Aver contraddetto il chitarrista Mick Mars sul disco migliore della storia dei Motley Crue non mi ha solo dato soddisfazione. Mi ha riportato a un momento di vera viltà. Perché noi rocker o presunti tale, diciamolo, a volte pecchiamo di una certa codardia, quando riponiamo gli abiti di pelle da eroe.

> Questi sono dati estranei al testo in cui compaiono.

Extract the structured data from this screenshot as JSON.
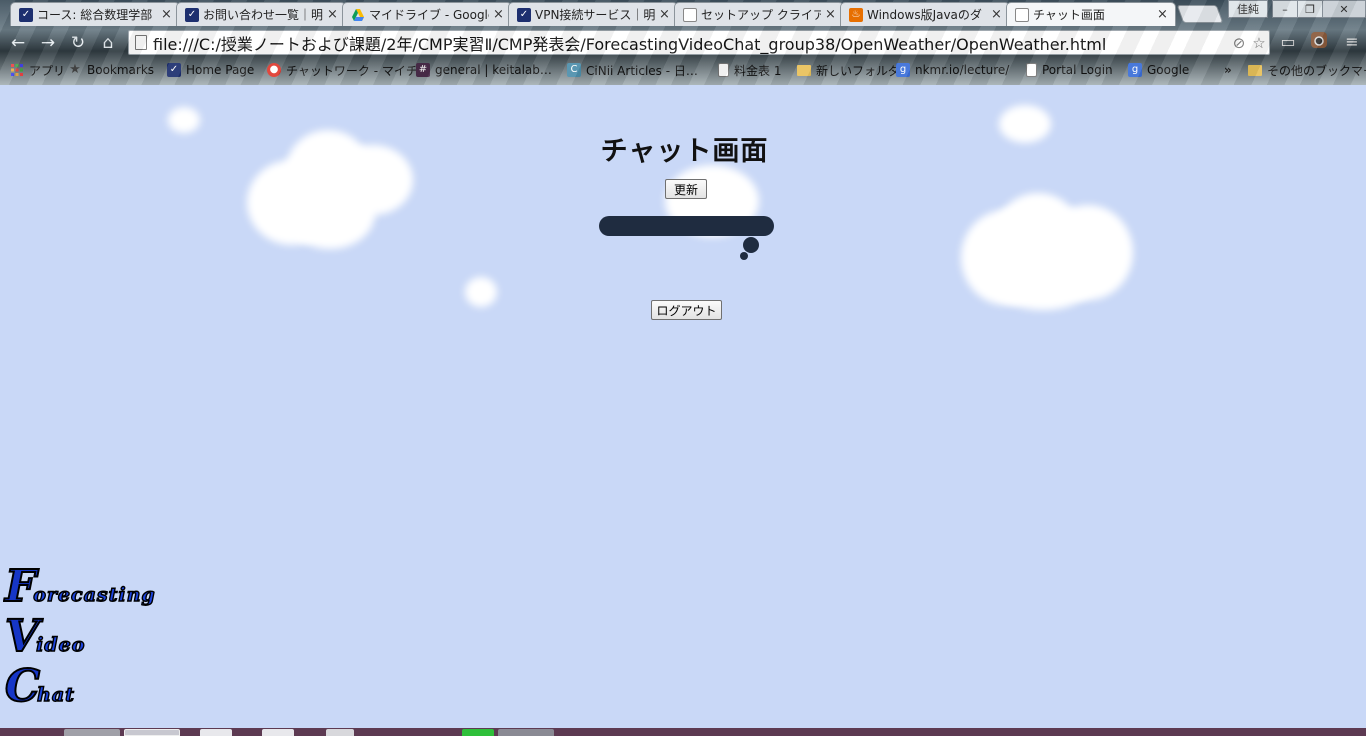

Erano gli anni Ottanta, andavo all'asilo (e via dai piedi, Arguta, tu c'eri già, fatti tuoi) e dei Motley avevo in mano "theatre of pain"' indecisa se cedere a ulteriori acquisti. Mia zia a Natale mi regalò coraggiosamente "Shout at the devil" rimarcando la vergogna, perché dentro i quattro erano nudi. Informazione che mi fece scartare rapidamente - sapere come sono curiosi i bambini - ma che si rivelò infondata.
Eh dai, la rimproverai bonariamente. E decisi che avrei preso anche "Too fast for love" che giudico attualmente (ovvero questa settimana prima di cambiare idea) il migliore album dei ragazzacci. Solo che un'occhiata veloce, troppo veloce, a un giornale mi fece sobbalzare. La copertina era effettivamente imbarazzante, con un primo piano del cantante, piuttosto parziale, in pantaloni di pelle e una mano in posizione delicata.
Decisi che non potevo acquistarlo io con la mia faccina d'angelo, e chiesi a mia mamma se andava in centro. Lei accettò, ma non mi perdonò. E dire che avevo visto male, e la mano era lì, tutta innocente all'altezza della coscia.